Swapped Injectors -- New Question
Chasing a pesky cylinder 3 mis-fire (P0303) issue on 1999 5.2L.
I want to explore the possibility of bad valve or cracked head.
My question is: if it _were_ a cracked head, or carbon build-up on a valve, would that trigger the P0303? I would think that the only way the PCM could tell if a cylinder was not working would be Ignition or fuel flow? If those two items are good (I have already found that spark is good on #3 and I've swapped Injectors and reset the code-store), then the PCM could only "know" from the exhaust / O2 sensor side, and by then, it would not have data to know "which" cylinder was mis-firing.
Next step is the compression test.
One more question -- I did not put the Combustion Chamber cleaner in the engine after the plenum gasket replace -- If I had carbon build-up on a valve -- would I stand a good chance of getting it clean with CC Cleaner ?
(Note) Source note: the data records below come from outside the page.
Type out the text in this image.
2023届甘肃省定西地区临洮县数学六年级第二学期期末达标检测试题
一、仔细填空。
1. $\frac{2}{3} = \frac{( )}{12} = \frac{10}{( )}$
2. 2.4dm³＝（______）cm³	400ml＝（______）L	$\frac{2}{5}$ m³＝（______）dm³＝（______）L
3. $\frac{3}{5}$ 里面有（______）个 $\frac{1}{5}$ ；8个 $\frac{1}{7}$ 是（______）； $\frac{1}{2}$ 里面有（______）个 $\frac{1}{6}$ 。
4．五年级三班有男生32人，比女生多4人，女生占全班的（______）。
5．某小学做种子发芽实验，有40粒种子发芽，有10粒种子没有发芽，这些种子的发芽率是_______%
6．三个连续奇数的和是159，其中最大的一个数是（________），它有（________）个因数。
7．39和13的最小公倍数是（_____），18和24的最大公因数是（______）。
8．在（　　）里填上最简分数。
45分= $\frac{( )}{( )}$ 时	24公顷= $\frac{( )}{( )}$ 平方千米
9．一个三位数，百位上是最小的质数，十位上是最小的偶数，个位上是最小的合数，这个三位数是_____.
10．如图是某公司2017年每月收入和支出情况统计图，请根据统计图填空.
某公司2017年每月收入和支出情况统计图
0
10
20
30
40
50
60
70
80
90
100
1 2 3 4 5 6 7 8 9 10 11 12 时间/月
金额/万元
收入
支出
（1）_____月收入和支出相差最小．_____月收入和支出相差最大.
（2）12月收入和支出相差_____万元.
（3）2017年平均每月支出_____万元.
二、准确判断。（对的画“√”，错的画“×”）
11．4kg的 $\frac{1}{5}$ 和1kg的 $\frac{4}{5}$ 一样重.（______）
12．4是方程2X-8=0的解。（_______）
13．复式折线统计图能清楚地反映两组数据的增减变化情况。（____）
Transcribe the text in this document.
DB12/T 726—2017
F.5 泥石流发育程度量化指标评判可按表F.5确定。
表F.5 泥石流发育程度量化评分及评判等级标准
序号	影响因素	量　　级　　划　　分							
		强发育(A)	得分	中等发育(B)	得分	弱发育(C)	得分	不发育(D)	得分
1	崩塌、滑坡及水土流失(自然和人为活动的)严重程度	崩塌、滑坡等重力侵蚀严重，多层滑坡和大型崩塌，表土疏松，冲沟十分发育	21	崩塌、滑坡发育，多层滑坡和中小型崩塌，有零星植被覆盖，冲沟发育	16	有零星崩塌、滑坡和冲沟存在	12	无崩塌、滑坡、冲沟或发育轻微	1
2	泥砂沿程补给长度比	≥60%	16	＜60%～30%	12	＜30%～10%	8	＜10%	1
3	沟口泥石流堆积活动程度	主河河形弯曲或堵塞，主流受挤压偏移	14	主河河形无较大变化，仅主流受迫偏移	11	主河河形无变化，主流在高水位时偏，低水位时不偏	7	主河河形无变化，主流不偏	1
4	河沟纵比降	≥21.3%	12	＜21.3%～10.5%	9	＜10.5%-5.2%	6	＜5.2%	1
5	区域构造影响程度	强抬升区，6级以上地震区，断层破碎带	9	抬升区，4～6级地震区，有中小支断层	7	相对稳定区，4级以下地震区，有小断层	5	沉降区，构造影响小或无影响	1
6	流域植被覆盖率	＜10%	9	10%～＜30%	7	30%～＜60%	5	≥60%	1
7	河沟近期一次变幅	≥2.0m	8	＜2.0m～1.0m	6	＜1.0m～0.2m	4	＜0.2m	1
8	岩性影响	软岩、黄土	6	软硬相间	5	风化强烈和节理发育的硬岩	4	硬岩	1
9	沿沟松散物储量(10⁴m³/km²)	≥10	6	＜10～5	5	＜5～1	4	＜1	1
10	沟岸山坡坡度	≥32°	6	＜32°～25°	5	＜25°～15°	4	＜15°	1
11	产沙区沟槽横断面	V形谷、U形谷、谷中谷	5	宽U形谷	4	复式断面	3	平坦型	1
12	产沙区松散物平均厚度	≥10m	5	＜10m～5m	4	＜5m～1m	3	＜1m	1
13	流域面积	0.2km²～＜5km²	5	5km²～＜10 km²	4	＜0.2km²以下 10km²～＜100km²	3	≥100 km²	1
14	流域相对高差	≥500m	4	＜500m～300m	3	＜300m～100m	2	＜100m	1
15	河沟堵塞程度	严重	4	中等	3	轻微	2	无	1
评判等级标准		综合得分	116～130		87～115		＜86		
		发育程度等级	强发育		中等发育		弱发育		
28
(I was afraid it might gunk up the cat is why I didn't do the CC Cleaner -- is that a mis-guided fear?)
Thanks ,
Lee
I want to explore the possibility of bad valve or cracked head.
My question is: if it _were_ a cracked head, or carbon build-up on a valve, would that trigger the P0303? I would think that the only way the PCM could tell if a cylinder was not working would be Ignition or fuel flow? If those two items are good (I have already found that spark is good on #3 and I've swapped Injectors and reset the code-store), then the PCM could only "know" from the exhaust / O2 sensor side, and by then, it would not have data to know "which" cylinder was mis-firing.
Next step is the compression test.
One more question -- I did not put the Combustion Chamber cleaner in the engine after the plenum gasket replace -- If I had carbon build-up on a valve -- would I stand a good chance of getting it clean with CC Cleaner ?
(I was afraid it might gunk up the cat is why I didn't do the CC Cleaner -- is that a mis-guided fear?)
Thanks ,
Lee
Is the top of the injector clear? If you look in my sigline I have a thread devoted to my engine rebuilding. Three of my injectors were plugged, and I think #3 was one of them. That could be part of your misfire problem.
I believe the injector is clean -- I had them all out and cleaned with carb cleaner. They all looked the same, no buildup or trash and I swapped them around. (Fuel rail looked okay, too). It's not the greatest cleaning, but in spite of the swap-outs, it's a consistent P0303 code. Takes about fifty miles to display the code after I reset with a battery disconnect and switch-on.
Thanks for the info,
Lee
PS: Thanks to the poster who mentioned the "noid" light -- I wish you could see the look on the faces of the guys at the parts places. I guess I haven't found a good place -- but maybe I could just buy a setup.
Thanks for the info,
Lee
PS: Thanks to the poster who mentioned the "noid" light -- I wish you could see the look on the faces of the guys at the parts places. I guess I haven't found a good place -- but maybe I could just buy a setup.
When i first bought my truck i was chasing down a misfire for a few months. When i first bought it the plenum blew, because of the lemon law, the dealership fixed it. After the plenum was fixed the "check engine light" was still on for a misfire in cylinder 7 i think? i know it was one of the back ones though (where most of the oil would drain into because of the blown plenum). Well, i brought it back to the dealer multiple times, after they told me that nothing was wrong, well i finally brought it back and told them i was not picking it back up until the problem was fixed. Well i got a call a while after and he said that they took the head off and one of the valves was cracked (the plenum was probably blown for a while before it got fixed to cause this). So if your plenum was ever blown, i would definitely check your valves.
the misfire problem will show up if your head is cracked and you cant trace it down to anything... generally, it cracks between the valve seats and you can see a carbon trail between the valves. If you yank the head and that is the problem, i'd recomend yanking the other one and swapping them both for a set of the HD's, the castings are pretty affordable at under $300 bux each, last time I looked. (hughs has them).
do a compression check and leakdown test on the cylinder to make sure it's sealing, if it is, then i'll bet it's the head being cracked. I did a comp test on my heads before pulling it apart for a r/t head install and found that the readings were all good, just idled crappy. when I yanked the heads, 2 cylinders on 1 head, & 1 on the other head were cracked. New heads and it was running great.
do a compression check and leakdown test on the cylinder to make sure it's sealing, if it is, then i'll bet it's the head being cracked. I did a comp test on my heads before pulling it apart for a r/t head install and found that the readings were all good, just idled crappy. when I yanked the heads, 2 cylinders on 1 head, & 1 on the other head were cracked. New heads and it was running great.
i dont havea misfire but my truck idles like garbage,, compression/leak down all test good.. i know for a fact i got cracked heads.. ive heard cracked heads can also give you a spark nock after all the normal remedies are already been tried.